Coach Owned-Step 1: Preparation

Coach Owned-Step 1: Preparation

 | Saturday, February 18, 2017

The first step is to ask yourself why you want to be a team owner. You will be the focal point of this venture and you need to be very clear about your motives. Why do you want to leave the mainstream and plunge into the unknown?  Secondly, make sure you personally can handle the task: emotionally, physically, socially and financially, before you begin. Be sure to consider family involvement and obligations. Realize that coaching may quickly become secondary to running the business side of your club. The business can become all consuming and success is not guaranteed. 
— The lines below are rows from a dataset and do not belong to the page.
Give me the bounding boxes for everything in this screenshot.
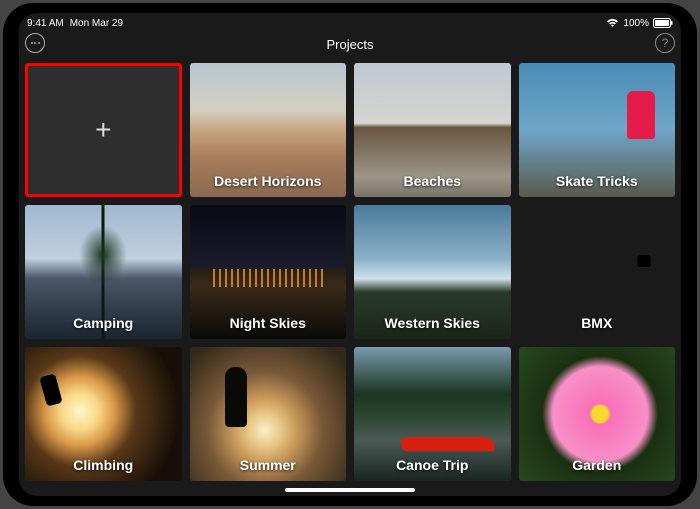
project-label: Garden: [572, 457, 621, 481]
status-date: Mon Mar 29: [70, 18, 123, 29]
project-summer[interactable]: Summer: [190, 347, 347, 481]
project-skate-tricks[interactable]: Skate Tricks: [519, 63, 676, 197]
battery-percent: 100%: [623, 18, 649, 29]
page-title: Projects: [327, 37, 374, 52]
project-label: Night Skies: [230, 315, 306, 339]
status-right: 100%: [606, 18, 673, 29]
project-climbing[interactable]: Climbing: [25, 347, 182, 481]
project-label: Desert Horizons: [214, 173, 321, 197]
project-label: Skate Tricks: [556, 173, 638, 197]
project-label: Camping: [73, 315, 133, 339]
projects-grid: + Desert Horizons Beaches Skate Tricks C…: [19, 57, 681, 487]
project-western-skies[interactable]: Western Skies: [354, 205, 511, 339]
battery-icon: [653, 18, 673, 28]
status-left: 9:41 AM Mon Mar 29: [27, 18, 123, 29]
help-icon: ?: [662, 36, 669, 50]
plus-icon: +: [95, 116, 111, 144]
ipad-frame: 9:41 AM Mon Mar 29 100% Projects ?: [3, 3, 697, 506]
project-desert-horizons[interactable]: Desert Horizons: [190, 63, 347, 197]
project-label: BMX: [581, 315, 612, 339]
project-label: Climbing: [73, 457, 133, 481]
project-night-skies[interactable]: Night Skies: [190, 205, 347, 339]
help-button[interactable]: ?: [655, 33, 675, 53]
app-header: Projects ?: [19, 31, 681, 57]
project-beaches[interactable]: Beaches: [354, 63, 511, 197]
project-label: Western Skies: [385, 315, 480, 339]
status-time: 9:41 AM: [27, 18, 64, 29]
project-bmx[interactable]: BMX: [519, 205, 676, 339]
project-label: Summer: [240, 457, 296, 481]
project-garden[interactable]: Garden: [519, 347, 676, 481]
wifi-icon: [606, 18, 619, 28]
more-options-button[interactable]: [25, 33, 45, 53]
project-label: Beaches: [403, 173, 461, 197]
new-project-button[interactable]: +: [25, 63, 182, 197]
home-indicator[interactable]: [285, 488, 415, 492]
ellipsis-icon: [31, 42, 40, 44]
status-bar: 9:41 AM Mon Mar 29 100%: [19, 13, 681, 31]
project-label: Canoe Trip: [396, 457, 468, 481]
project-canoe-trip[interactable]: Canoe Trip: [354, 347, 511, 481]
project-camping[interactable]: Camping: [25, 205, 182, 339]
screen: 9:41 AM Mon Mar 29 100% Projects ?: [19, 13, 681, 496]
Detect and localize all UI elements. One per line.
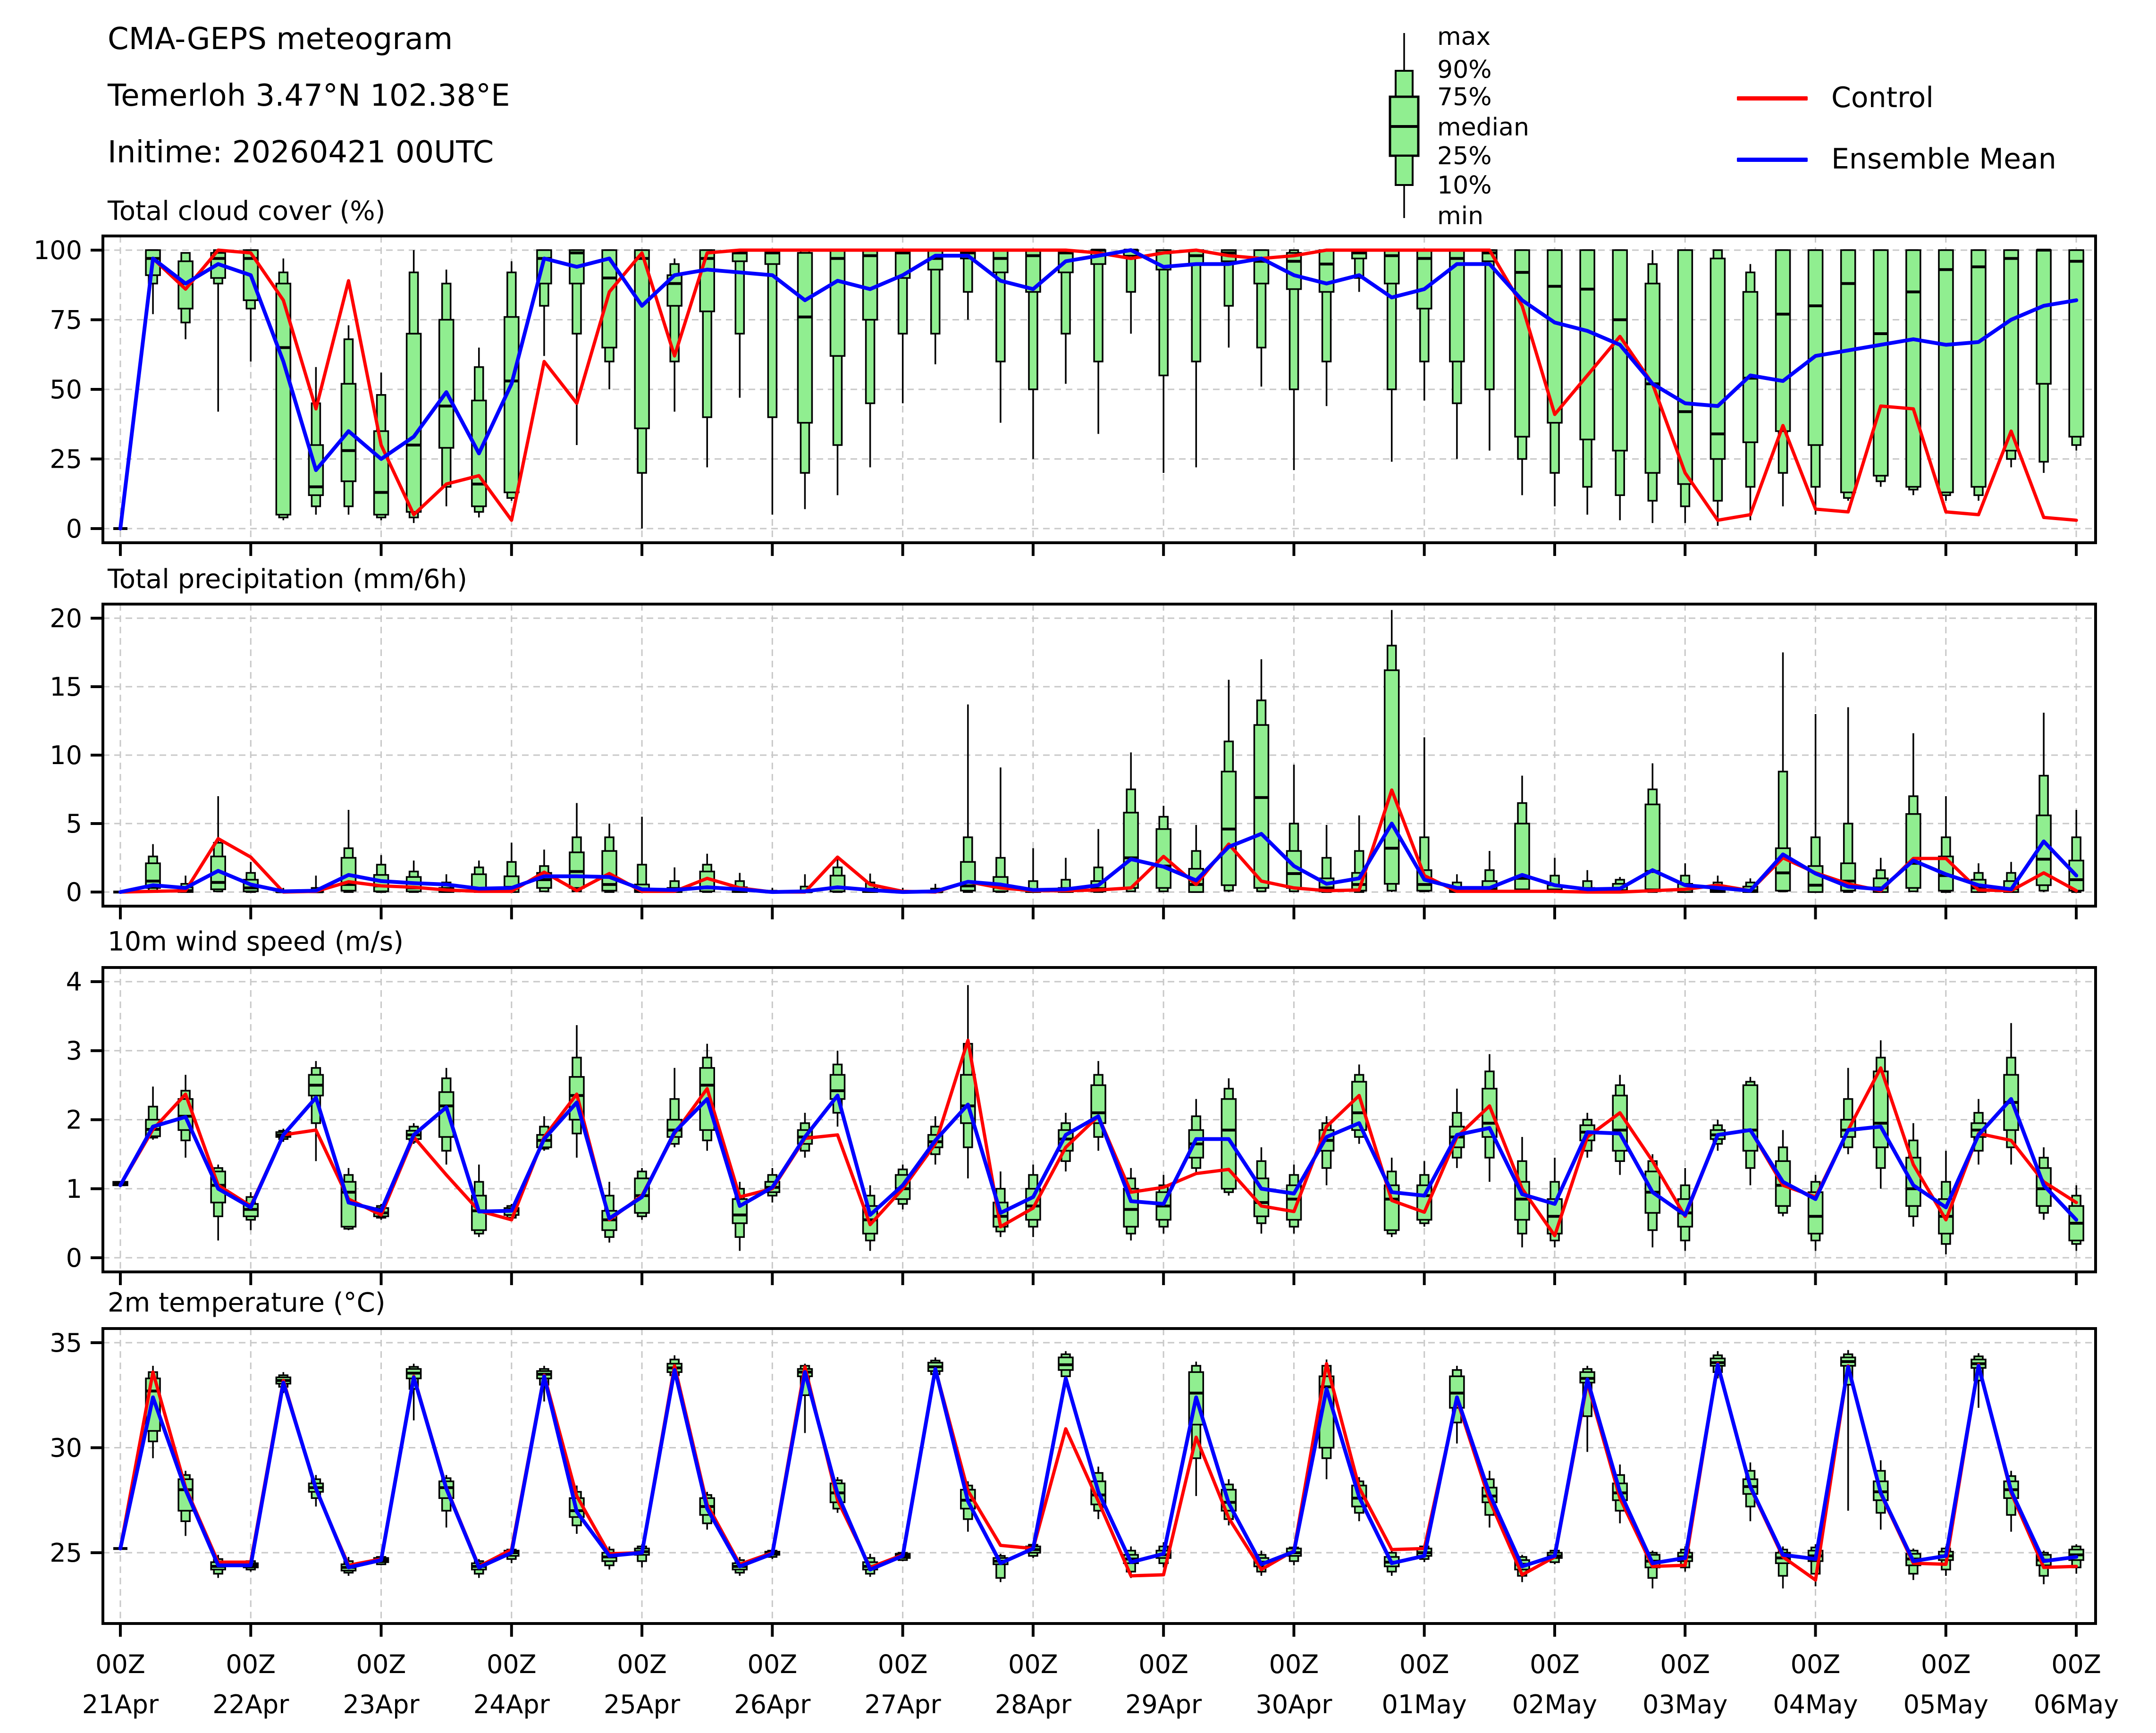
panel-0-boxes bbox=[113, 250, 2083, 529]
svg-text:0: 0 bbox=[66, 1243, 82, 1273]
panel-title-precip: Total precipitation (mm/6h) bbox=[108, 564, 467, 595]
mean-legend-swatch bbox=[1737, 155, 1808, 164]
panel-0: 0 25 50 75 100 bbox=[34, 236, 2096, 556]
svg-text:04May: 04May bbox=[1773, 1690, 1858, 1719]
svg-text:27Apr: 27Apr bbox=[865, 1690, 942, 1719]
panel-1: 0 5 10 15 20 bbox=[50, 604, 2096, 919]
control-legend-label: Control bbox=[1831, 81, 1934, 114]
svg-text:00Z: 00Z bbox=[617, 1649, 667, 1679]
svg-text:29Apr: 29Apr bbox=[1125, 1690, 1202, 1719]
page-title: CMA-GEPS meteogram bbox=[108, 23, 453, 56]
svg-text:0: 0 bbox=[66, 514, 82, 544]
svg-text:00Z: 00Z bbox=[2051, 1649, 2101, 1679]
boxkey-label-90: 90% bbox=[1437, 56, 1492, 84]
svg-text:05May: 05May bbox=[1903, 1690, 1988, 1719]
svg-text:3: 3 bbox=[66, 1036, 82, 1066]
svg-text:1: 1 bbox=[66, 1174, 82, 1204]
svg-text:25: 25 bbox=[50, 445, 82, 474]
svg-text:00Z: 00Z bbox=[1530, 1649, 1580, 1679]
svg-text:06May: 06May bbox=[2034, 1690, 2119, 1719]
svg-text:100: 100 bbox=[34, 236, 82, 265]
panel-title-cloud: Total cloud cover (%) bbox=[108, 196, 385, 227]
boxkey-label-median: median bbox=[1437, 113, 1529, 142]
svg-text:35: 35 bbox=[50, 1328, 82, 1358]
panel-title-wind: 10m wind speed (m/s) bbox=[108, 926, 404, 957]
svg-text:21Apr: 21Apr bbox=[82, 1690, 159, 1719]
boxkey-label-75: 75% bbox=[1437, 83, 1492, 111]
svg-text:00Z: 00Z bbox=[1660, 1649, 1710, 1679]
svg-text:00Z: 00Z bbox=[226, 1649, 276, 1679]
boxkey-label-max: max bbox=[1437, 23, 1491, 51]
svg-text:75: 75 bbox=[50, 305, 82, 335]
panel-title-temp: 2m temperature (°C) bbox=[108, 1287, 386, 1318]
svg-text:00Z: 00Z bbox=[1791, 1649, 1841, 1679]
initime-label: Initime: 20260421 00UTC bbox=[108, 136, 494, 169]
svg-text:00Z: 00Z bbox=[356, 1649, 406, 1679]
svg-text:30Apr: 30Apr bbox=[1255, 1690, 1332, 1719]
svg-text:25Apr: 25Apr bbox=[604, 1690, 681, 1719]
svg-text:00Z: 00Z bbox=[747, 1649, 797, 1679]
svg-text:00Z: 00Z bbox=[1008, 1649, 1058, 1679]
svg-text:4: 4 bbox=[66, 967, 82, 997]
svg-text:28Apr: 28Apr bbox=[995, 1690, 1072, 1719]
svg-text:00Z: 00Z bbox=[95, 1649, 145, 1679]
svg-text:00Z: 00Z bbox=[487, 1649, 537, 1679]
svg-text:5: 5 bbox=[66, 809, 82, 839]
svg-text:00Z: 00Z bbox=[1138, 1649, 1188, 1679]
svg-text:20: 20 bbox=[50, 604, 82, 633]
svg-text:24Apr: 24Apr bbox=[473, 1690, 550, 1719]
svg-text:00Z: 00Z bbox=[1269, 1649, 1319, 1679]
svg-text:0: 0 bbox=[66, 877, 82, 907]
control-legend-swatch bbox=[1737, 93, 1808, 102]
svg-text:00Z: 00Z bbox=[1921, 1649, 1971, 1679]
boxkey-glyph bbox=[1390, 33, 1418, 218]
mean-legend-label: Ensemble Mean bbox=[1831, 143, 2056, 176]
location-label: Temerloh 3.47°N 102.38°E bbox=[108, 79, 510, 112]
svg-text:01May: 01May bbox=[1382, 1690, 1467, 1719]
svg-text:2: 2 bbox=[66, 1105, 82, 1135]
svg-text:50: 50 bbox=[50, 375, 82, 404]
meteogram-chart: 0255075100051015200123425303500Z21Apr00Z… bbox=[0, 0, 2156, 1733]
boxkey-label-min: min bbox=[1437, 202, 1483, 230]
svg-text:30: 30 bbox=[50, 1433, 82, 1463]
svg-text:25: 25 bbox=[50, 1538, 82, 1568]
x-axis-labels: 00Z 21Apr 00Z 22Apr 00Z 23Apr 00Z 24Apr 00Z 25Apr… bbox=[82, 1649, 2119, 1719]
panel-3: 25 30 35 bbox=[50, 1328, 2096, 1637]
boxkey-label-25: 25% bbox=[1437, 142, 1492, 170]
svg-text:15: 15 bbox=[50, 672, 82, 702]
svg-text:03May: 03May bbox=[1642, 1690, 1727, 1719]
svg-text:02May: 02May bbox=[1512, 1690, 1597, 1719]
svg-text:22Apr: 22Apr bbox=[212, 1690, 289, 1719]
panel-2: 0 1 2 3 4 bbox=[66, 967, 2096, 1285]
svg-text:23Apr: 23Apr bbox=[343, 1690, 420, 1719]
svg-text:26Apr: 26Apr bbox=[734, 1690, 811, 1719]
svg-text:00Z: 00Z bbox=[878, 1649, 928, 1679]
boxkey-label-10: 10% bbox=[1437, 171, 1492, 200]
svg-text:10: 10 bbox=[50, 740, 82, 770]
svg-text:00Z: 00Z bbox=[1399, 1649, 1449, 1679]
panel-1-boxes bbox=[113, 610, 2083, 892]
Here are some preliminary steps you need to take.

  1. Decide what does your picture of success look like. Sharing administrative time with daily “hands on” responsibilities is a challenge. You have to have a personal vision and a passion for your goal. Have a clear picture of where you want to go.
  2. Share the vision. To motivate others to help you succeed, develop a “vision message" that helps people immediately recognize what you offer. Use the “elevator pitch” concept.  If you only have a minute-or-so riding with someone on an elevator, how will you convey your message?  Your vision message has to be a brief, powerful message that's based on the benefit you will offer to your clients.
  3. Do your research. Organizations pay a lot of money to professional consultants to find out what people really want. You can do this yourself by researching and visiting existing businesses and swim clubs. Use the internet for research and get out and talk to people, especially coaches who have succeeded in starting their own businesses. This real-world information will save you time, money and frustration. Also:
    • Research recent articles written about swim clubs, especially coach owned ventures.
    • Investigate the marketplace and report the latest trends and best strategies.
    • Find new resources, outstanding ideas and new contacts that will help you grow. 
    • Contact your local Small Business Administration (SBA) office, Chamber of Commerce or your nearest SCORE chapter  SCORE is a nonprofit association dedicated to educating entrepreneurs and to the formation, growth and success of small business nationwide.   
  4. Write everything down. Use a log book or daily planner and track all meeting dates, attendees and discussions. This will be a great resource and reference later on.  A sample of things you want to record:
    • Insurance issues. Have you discovered things for which insurance is either too costly or unavailable? Do you need to revise your planning?
    • Legal and financial discussions. What have you learned about types of corporate or business structures you are considering? What legal advice have you received on starting and protecting your business?
    • Record any setbacks or challenges you discover and create action steps to deal with these challenges.
    • Record new opportunities you discover.
  5. Develop a one page script. You already developed an “elevator pitch” to share your vision. Now develop a more in depth description of what you plan to do. Speak positively about your vision and plan to inspire others to help you succeed. This will help you synthesize your thoughts and plans. In your script:
    • Confirm your passion and share your past successful experiences
    • Focus on the benefits you bring to your new venture
    • Explain why someone would pick your program over another offered in the same area
    • Show how it will work
    • Reference where it is now working
    • Share a brief biography of yourself
    • Your one-pager becomes the foundation for all of your planning. It can be used to open conversations with all sorts of potential supporters.
  6. Plan to improve your plan. Don’t let your judgment be clouded by passion. Gather your supporters and talk through issues. They can provide honest and objective feedback on how to improve your methods. It's important to obtain feedback early in your planning process.  Open by reading your one-pager and then ask for honest feedback: 
    • How can I improve my idea?
    • Is my vision appropriate?
    • During the session, keep an open mind and don't defend yourself. Write down every idea. Afterward, analyze the ideas, and keep and implement those that are most useful. Hold additional meetings as necessary.